Constructing a data model (Entity-Relationship Diagram).
Step 2:
The main aim of this model is to establish the entities, their attributes, and their relationships. The 3 basic tenants of Data Model are
Entity: A real-world thing
Attribute: Characteristics or properties of an entity
Relationship: Dependency or association between two entities
Logical Data Model
Logical data models defines the structure of the data elements and set the relationships between them. At this Data modeling level, need to verify and adjust the connector details that were set earlier for relationships. But no primary or secondary key is defined. Logical design adapts the conceptual design to a specific DBMS implementation model. Logical data model is to provide a foundation to form the base for the Physical model.
The logical design is software-dependent.
- Logical Models
- Relational Model
- Network Model
- Hierarchical Model
Characteristics of a Logical data model
- A logical data model will normally be derived conceptual data model.
- Entities and attributes will have definitions. Data attributes will typically have datatypes with precisions and lengths assigned.
- Data attributes will have nullability (optionality) assigned.
- Contains relationships between entities that address cardinality.
- Describes data requirements for a single project or major subject area.
- May be integrated with other logical data models via a repository of shared entities
Physical Data Model
A physical data model is a fully-attributed data model that is dependent upon a specific version of a data persistence technology. The target implementation technology may be a relational DBMS. Physical data model also helps to visualize database structure. It helps to create database columns keys, constraints, indexes, triggers, and other RDBMS features.
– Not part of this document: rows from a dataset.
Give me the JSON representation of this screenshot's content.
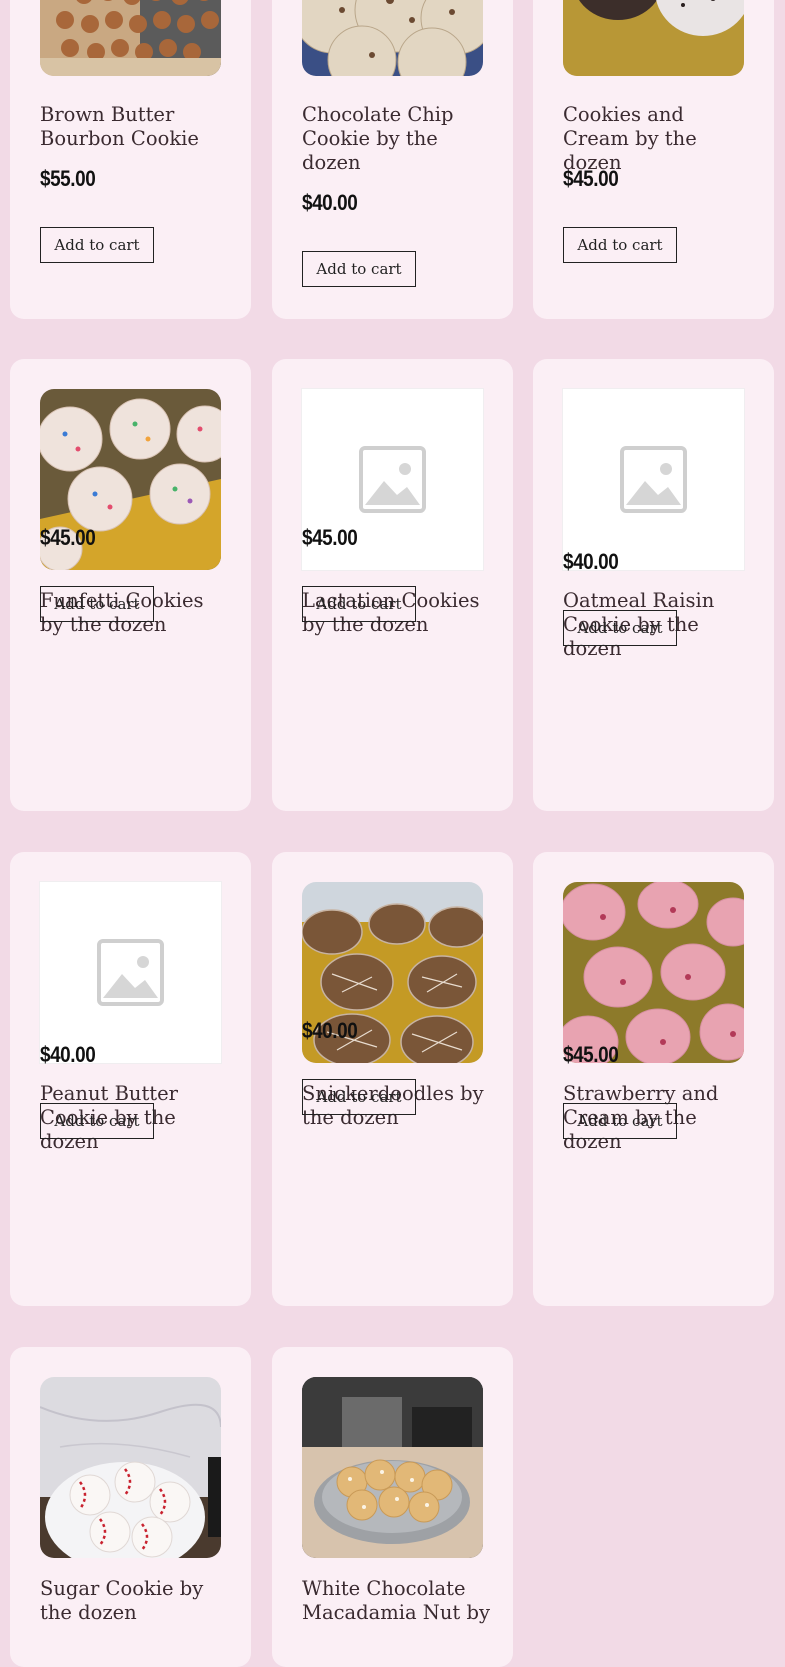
{
  "products": [
    {
      "title": "Brown Butter Bourbon Cookie",
      "price": "$55.00",
      "button": "Add to cart",
      "image": "photo-cookies-tray"
    },
    {
      "title": "Chocolate Chip Cookie by the dozen",
      "price": "$40.00",
      "button": "Add to cart",
      "image": "photo-chocolate-chip"
    },
    {
      "title": "Cookies and Cream by the dozen",
      "price": "$45.00",
      "button": "Add to cart",
      "image": "photo-cookies-cream"
    },
    {
      "title": "Funfetti Cookies by the dozen",
      "price": "$45.00",
      "button": "Add to cart",
      "image": "photo-funfetti"
    },
    {
      "title": "Lactation Cookies by the dozen",
      "price": "$45.00",
      "button": "Add to cart",
      "image": "placeholder-image-icon"
    },
    {
      "title": "Oatmeal Raisin Cookie by the dozen",
      "price": "$40.00",
      "button": "Add to cart",
      "image": "placeholder-image-icon"
    },
    {
      "title": "Peanut Butter Cookie by the dozen",
      "price": "$40.00",
      "button": "Add to cart",
      "image": "placeholder-image-icon"
    },
    {
      "title": "Snickerdoodles by the dozen",
      "price": "$40.00",
      "button": "Add to cart",
      "image": "photo-snickerdoodles"
    },
    {
      "title": "Strawberry and Cream by the dozen",
      "price": "$45.00",
      "button": "Add to cart",
      "image": "photo-strawberry"
    },
    {
      "title": "Sugar Cookie by the dozen",
      "image": "photo-baseball-sugar-cookies"
    },
    {
      "title": "White Chocolate Macadamia Nut by",
      "image": "photo-white-choc-macadamia"
    }
  ],
  "colors": {
    "page_background": "#f2dae6",
    "card_background": "#fbeff5",
    "text": "#3a2a30",
    "price": "#111111",
    "button_border": "#222222"
  }
}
Characteristics of a physical data model:
Designed and developed are depending on a specific version of a DBMS,
data storage location or technology.
Data Model contains relationships between tables which addresses
cardinality and nullability of the relationships.
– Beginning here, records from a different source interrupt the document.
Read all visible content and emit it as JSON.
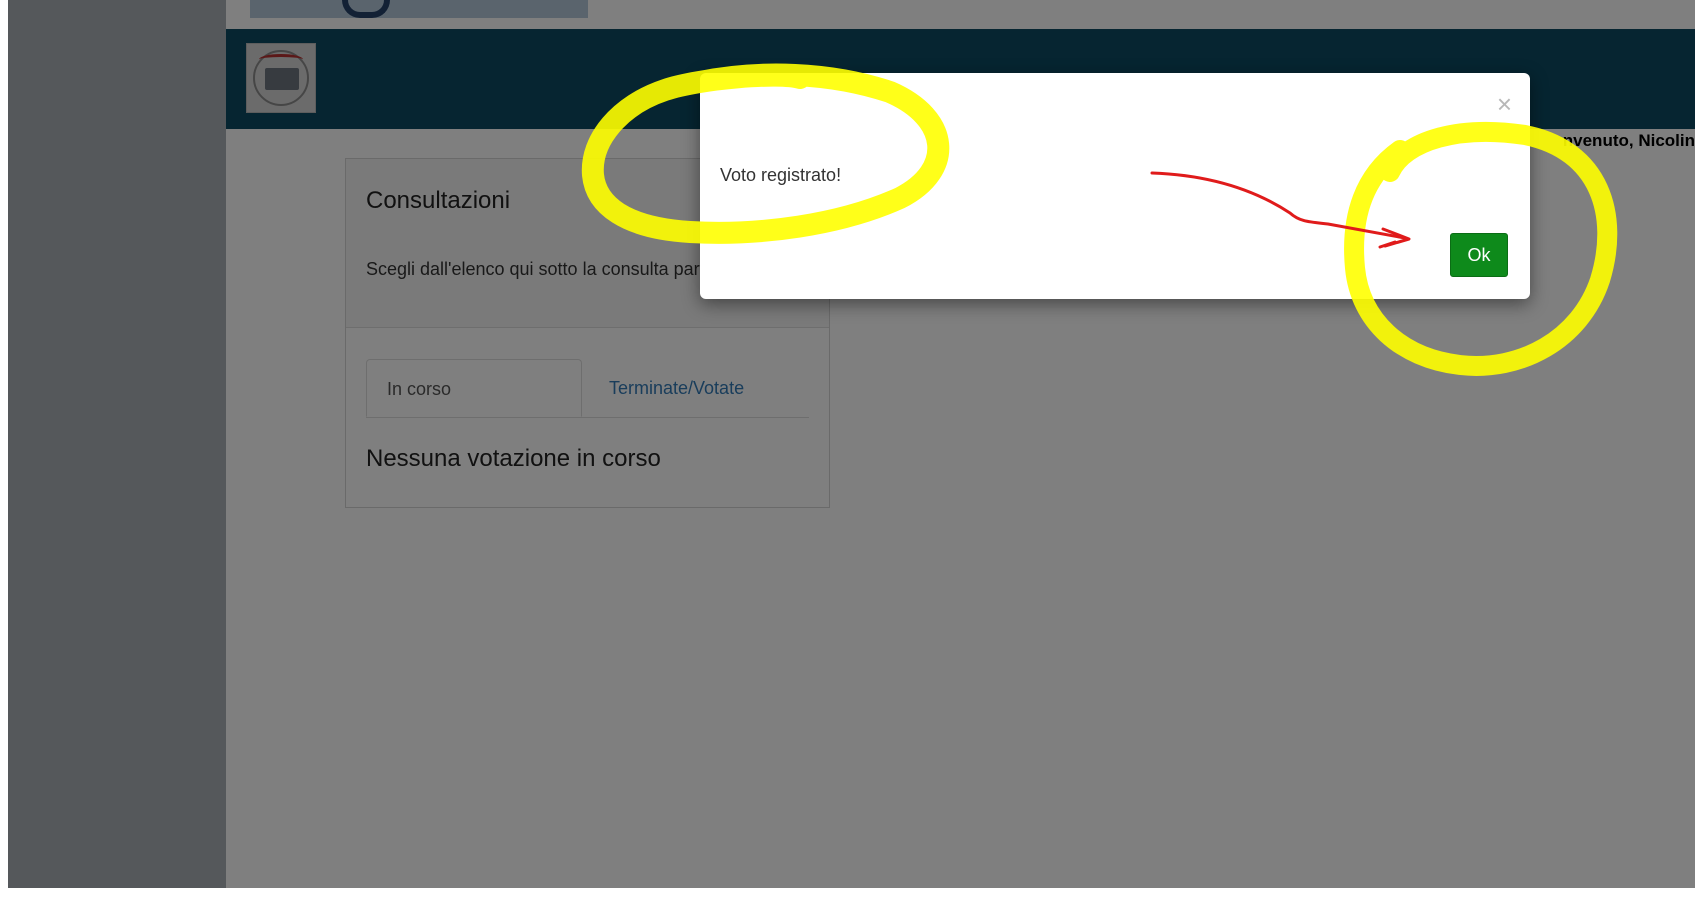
{
  "header": {
    "welcome_text": "nvenuto,  Nicolin"
  },
  "panel": {
    "title": "Consultazioni",
    "description": "Scegli dall'elenco qui sotto la consulta partecipare",
    "tabs": [
      {
        "label": "In corso",
        "active": true
      },
      {
        "label": "Terminate/Votate",
        "active": false
      }
    ],
    "empty_message": "Nessuna votazione in corso"
  },
  "modal": {
    "message": "Voto registrato!",
    "close_symbol": "×",
    "ok_label": "Ok"
  },
  "colors": {
    "header": "#0d4a63",
    "ok_button": "#0e8a1b",
    "highlight": "#ffff00",
    "arrow": "#e01b1b",
    "link": "#337ab7"
  }
}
Columns should have exact data types, lengths assigned and default values.
Primary and Foreign keys, views, indexes, access profiles, and authorizations,
etc. are defined.
Developed for a specific version of a DBMS, location, data storage or
technology to be used in the project.
Summary
Diagrammatic comparison:
Data modeling, conceptual data model, logical data model, and physical data model
Comparison :
Feature | Conceptual | Logical | Physical |
Entity Names | ✓ | ✓ | |
Entity Relationships | ✓ | ✓ | |
Attributes | ✓ | ||
Primary Keys | ✓ | ✓ | |
Foreign Keys | ✓ | ✓ | |
Table Names | ✓ | ||
Column Names | ✓ | ||
Column Data Types | ✓ |
Best Practice
Documentation
- SQL development standards
- Database source controls.
- Plan for table partition
- Specific number of columns
- Avoid sub queries.
- Not to use ’LIKE’
- Keep passwords as encrypted for security
Implementation
- Role based authentication
- Keep your stored procedure encrypted.
- Use disaster recovery like failover clustering, auto backups, replication etc.
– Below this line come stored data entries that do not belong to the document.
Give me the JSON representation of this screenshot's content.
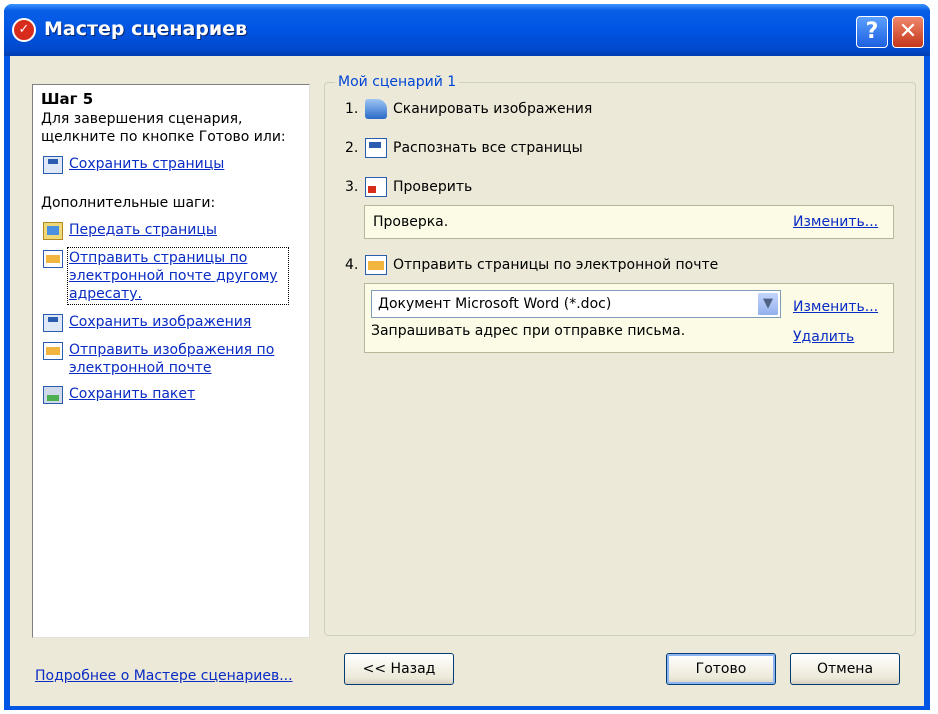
{
  "window": {
    "title": "Мастер сценариев",
    "help_label": "?",
    "close_label": "✕"
  },
  "left_panel": {
    "step_title": "Шаг 5",
    "step_desc": "Для завершения сценария, щелкните по кнопке Готово или:",
    "save_pages": "Сохранить страницы",
    "more_steps_label": "Дополнительные шаги:",
    "links": [
      {
        "label": "Передать страницы",
        "icon": "send-pages-icon"
      },
      {
        "label": "Отправить страницы по электронной почте другому адресату.",
        "icon": "email-pages-icon"
      },
      {
        "label": "Сохранить изображения",
        "icon": "save-images-icon"
      },
      {
        "label": "Отправить изображения по электронной почте",
        "icon": "email-images-icon"
      },
      {
        "label": "Сохранить пакет",
        "icon": "save-package-icon"
      }
    ]
  },
  "bottom_link": "Подробнее о Мастере сценариев...",
  "scenario": {
    "title": "Мой сценарий 1",
    "steps": [
      {
        "num": "1.",
        "label": "Сканировать изображения",
        "icon": "scan-icon"
      },
      {
        "num": "2.",
        "label": "Распознать все страницы",
        "icon": "recognize-icon"
      },
      {
        "num": "3.",
        "label": "Проверить",
        "icon": "verify-icon"
      },
      {
        "num": "4.",
        "label": "Отправить страницы по электронной почте",
        "icon": "email-icon"
      }
    ],
    "verify_box": {
      "label": "Проверка.",
      "change": "Изменить..."
    },
    "email_box": {
      "format_value": "Документ Microsoft Word (*.doc)",
      "change": "Изменить...",
      "ask": "Запрашивать адрес при отправке письма.",
      "delete": "Удалить"
    }
  },
  "buttons": {
    "back": "<< Назад",
    "done": "Готово",
    "cancel": "Отмена"
  },
  "colors": {
    "titlebar": "#0054e3",
    "dialog_bg": "#ece9d8",
    "link": "#0a2bc4",
    "group_title": "#0046d5"
  }
}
- Security and user permissions.
- Split over a number of files
- Place data and log files on different drives
- Enable Auto Grow
- Disable Auto Shrink
- Security and user permissions.
Conclusion
- Data modeling is the process of developing data model for the data to be stored in a Database.
- Data Models ensure consistency in naming conventions, default values, semantics, security while ensuring quality of the data.
- Data Model structure helps to define the relational tables, primary and foreign keys and stored procedures.
- There are three types of conceptual, logical, and physical.
- The main aim of conceptual model is to establish the entities, their attributes, and their relationships.
- Logical data model defines the structure of the data elements and set the relationships between them.
- A Physical Data Model describes the database specific implementation of the data model.
- The main goal of a designing data model is to make certain that data objects offered by the functional team are represented accurately.
- The biggest drawback is that even smaller change made in structure require modification in the entire application.